これは日本人の生活様式の変化によって、近年増加してきたと考えられています。(30年程前にはあまり見られなかった症状です)西洋式の椅子生活に変わったことで、和式トイレや座敷の生活のように腰を深く沈める姿勢が少なくなって、股関節や殿筋の柔軟性が失われてしまった事と、前述のように椅子による骨盤環の不安定をカバーするために、常に緊張を強いられる事で、殿筋自体が日常的に疲労している状態だと考えられます。

もちろん歩くことが少なくなったことも、殿筋を弱らせる原因のひとつです。

このような状態で、普段行わないようなしゃがみ込みの作業や、重い荷物を持ったり、急に上半身を起こしたりするような動作をすることで、意外と簡単に殿筋は損傷を起こしてしまうのです。
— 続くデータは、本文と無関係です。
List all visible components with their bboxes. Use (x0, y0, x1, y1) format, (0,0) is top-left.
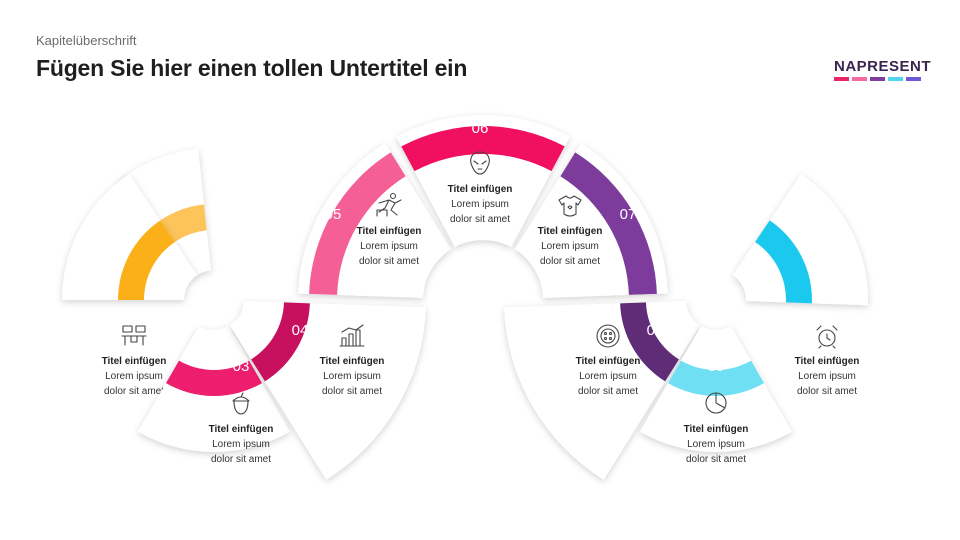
bar-chart-icon (339, 324, 365, 347)
segment-number: 09 (708, 358, 725, 375)
segment-number: 10 (767, 322, 784, 339)
alien-icon (470, 151, 490, 175)
brand-logo: NAPRESENT (834, 58, 932, 81)
segment-description: dolor sit amet (322, 386, 382, 397)
alarm-clock-icon (816, 325, 838, 349)
chapter-heading: Kapitelüberschrift (36, 33, 137, 48)
segment-description: Lorem ipsum (212, 439, 270, 450)
brand-logo-text: NAPRESENT (834, 58, 932, 75)
segment-color-band (755, 220, 812, 304)
brand-logo-bars (834, 77, 926, 81)
acorn-icon (232, 392, 250, 415)
logo-bar (834, 77, 849, 81)
segment-color-band (118, 220, 175, 300)
logo-bar (870, 77, 885, 81)
segment-color-band (620, 302, 679, 382)
segment-number: 02 (175, 322, 192, 339)
segment-heading: Titel einfügen (320, 356, 385, 367)
segment-heading: Titel einfügen (538, 226, 603, 237)
segment-description: dolor sit amet (450, 214, 510, 225)
segment-description: Lorem ipsum (105, 371, 163, 382)
segment-color-band (166, 360, 262, 396)
segment-color-band (401, 126, 565, 172)
meeting-icon (121, 325, 147, 346)
segment-description: Lorem ipsum (541, 241, 599, 252)
baby-onesie-icon (558, 195, 582, 217)
segment-color-band (309, 152, 406, 295)
segment-heading: Titel einfügen (576, 356, 641, 367)
segment-description: Lorem ipsum (579, 371, 637, 382)
segment-heading: Titel einfügen (357, 226, 422, 237)
segment-description: Lorem ipsum (323, 371, 381, 382)
segment-number: 04 (292, 322, 309, 339)
segment-heading: Titel einfügen (102, 356, 167, 367)
hurdle-icon (376, 192, 402, 217)
segment-description: Lorem ipsum (360, 241, 418, 252)
segment-color-band (560, 152, 657, 295)
segment-number: 08 (647, 322, 664, 339)
button-icon (596, 324, 620, 348)
logo-bar (906, 77, 921, 81)
segment-number: 03 (233, 358, 250, 375)
pie-chart-icon (705, 392, 727, 414)
segment-heading: Titel einfügen (448, 184, 513, 195)
segment-description: Lorem ipsum (451, 199, 509, 210)
segment-card (62, 174, 198, 300)
segment-color-band (668, 360, 764, 396)
segment-number: 06 (472, 120, 489, 137)
segment-description: Lorem ipsum (687, 439, 745, 450)
logo-bar (852, 77, 867, 81)
segment-description: dolor sit amet (797, 386, 857, 397)
segment-description: dolor sit amet (359, 256, 419, 267)
segment-description: Lorem ipsum (798, 371, 856, 382)
segment-card (732, 174, 868, 306)
segment-heading: Titel einfügen (684, 424, 749, 435)
segment-description: dolor sit amet (540, 256, 600, 267)
segment-description: dolor sit amet (686, 454, 746, 465)
page-title: Fügen Sie hier einen tollen Untertitel e… (36, 55, 468, 81)
segment-description: dolor sit amet (211, 454, 271, 465)
logo-bar (888, 77, 903, 81)
segment-number: 07 (620, 206, 637, 223)
segment-description: dolor sit amet (104, 386, 164, 397)
segment-description: dolor sit amet (578, 386, 638, 397)
segment-number: 05 (325, 206, 342, 223)
segment-heading: Titel einfügen (795, 356, 860, 367)
segment-color-band (251, 302, 310, 382)
segment-heading: Titel einfügen (209, 424, 274, 435)
segment-card (118, 148, 211, 277)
そしてこの時も、痛めた筋肉に対して周辺の筋肉が「筋性防御」という筋肉のカバーを作ることによって、その時点ではそれほど強い痛みが出ることはほとんどありません。しかしこの場合も上記と同じように、翌朝、当たり前のいつもの動作をしようとした時に、急に強い痛みが発生して、ぎっくり腰になります。(本当は殿筋の損傷による痛みですが、多くの場合腰の痛みや、股関節の痛みとして来院されます)

 

そしてその損傷場所によっては、痛くて椅子に座っていられないとか、寝ている姿勢が特に痛いなどと訴えられる場合もあります。ひどい時には「上体を起こす役目」の殿筋が損傷することによって、二つ折れの状態で介助者に支えられて来院される方もあります。そして、この症状に対して適切な対応がとられず、長期に残ってしまった場合や、仕事やスポーツなどで、急性期における養生が充分に行われず慢性化した場合、足全体に広がる特有の症状が起こります。そしてその症状は、坐骨神経痛や椎間板ヘルニアなどによる下肢症状とよく誤認されてしまいます。(殿筋の緊張自体が本当に坐骨神経を締め付けてしまう下肢症状もあります)

 

この症状による下肢の問題は、殿筋の損傷による緊張が特徴的に大腿部の外側の筋肉に「アナトミートレイン」といわれる筋・筋膜の連続体として広がり、さらに症状が進むと、その延長として膝から下に降りていく神経の通り道を障害して、痛みやしびれなどの異常感覚を起こしていきます。

 

そしてこの足に広がる複雑な症状を取り除いていくためには、最初の殿筋の損傷を確実に改善させることが必要になります。

 

このタイプの場合も曲接骨院では、急性の筋損傷に対して筋層の平行化を目的とした特殊な整復操作と、損傷部分の再生をコントロールする専用のテーピング処置、生理冷却法によって急性期の対応を行い、後に症状が緩和した時点で、根本の原因になる、骨盤環と股関節の不安定性を取り除くように、安全で侵襲の少ない手段で対応していきます。

 

 私達は、ぎっくり腰を含めた急性の腰痛症は、その人の「堪忍袋」の破裂だと思っています。

 

病気や障害は普通、複合的な原因で発生します。単純に椅子に座るのが長いだけで、すぐ、ぎっくり腰になるということはありません。椅子に座ることが大きな悪化要因であっても、その患者さんの体力や筋力に余裕があれば、発症に至ることはありません。長時間の椅子に座る姿勢が続いて、起こってしまったぎっくり腰であっても、本当は、その前提条件として、その患者様の疲労の蓄積が限界に達して、身体が対応できなくなった結果、起こったものだと考えています。また筋・筋膜性腰痛によるぎっくり腰でも、健康な筋肉では起こらないような軽いきっかけによって損傷が起こるのは、すでにその筋肉に、強い疲労が起こっていたからなのだと考えられます。

 

この、ぎっくり腰という身体からの「イエローカード」を無視して、或いは、様々な方法で症状だけをごまかして、無理をそのまま続けることによって、本当の「レッドカード」が出てしまうことにもなりかねません。

 

例えば、前述のように、腰部にかかわる椎間板ヘルニアや脊柱管狭窄症といわれているような、下肢の強い痛みや歩行困難を伴う、もっと重症で複雑な疾患に移行してしまうことはもちろん、それ以外にも、そのぎっくり腰を起こすような「極端な疲労」がその時の体調によっては、内臓の重篤な病気や、心臓や脳にかかわる循環器系の疾患の引き金になってしまうことも考えて、できるなら、しっかりと養生しながら、腰痛とそれを起こしてしまった身体のダメージ(心のダメージも)を、同時にしっかりと解消していくことが、大切であると考えています。

 

早く治ることが、今の時代には最優先されています。そして私達もそのニーズに応えるべく当然、様々な技術を駆使して、最大限の力を発揮して、患者様の一日も早い治癒を目指します。

しかし本当は、患者様ご自身の身体の、このような「悲鳴」に対して、少しは余裕をもって、耳を傾けてあげることも、真の健康を願ううえで、大切なことではないかと、私達は考えてしまいます。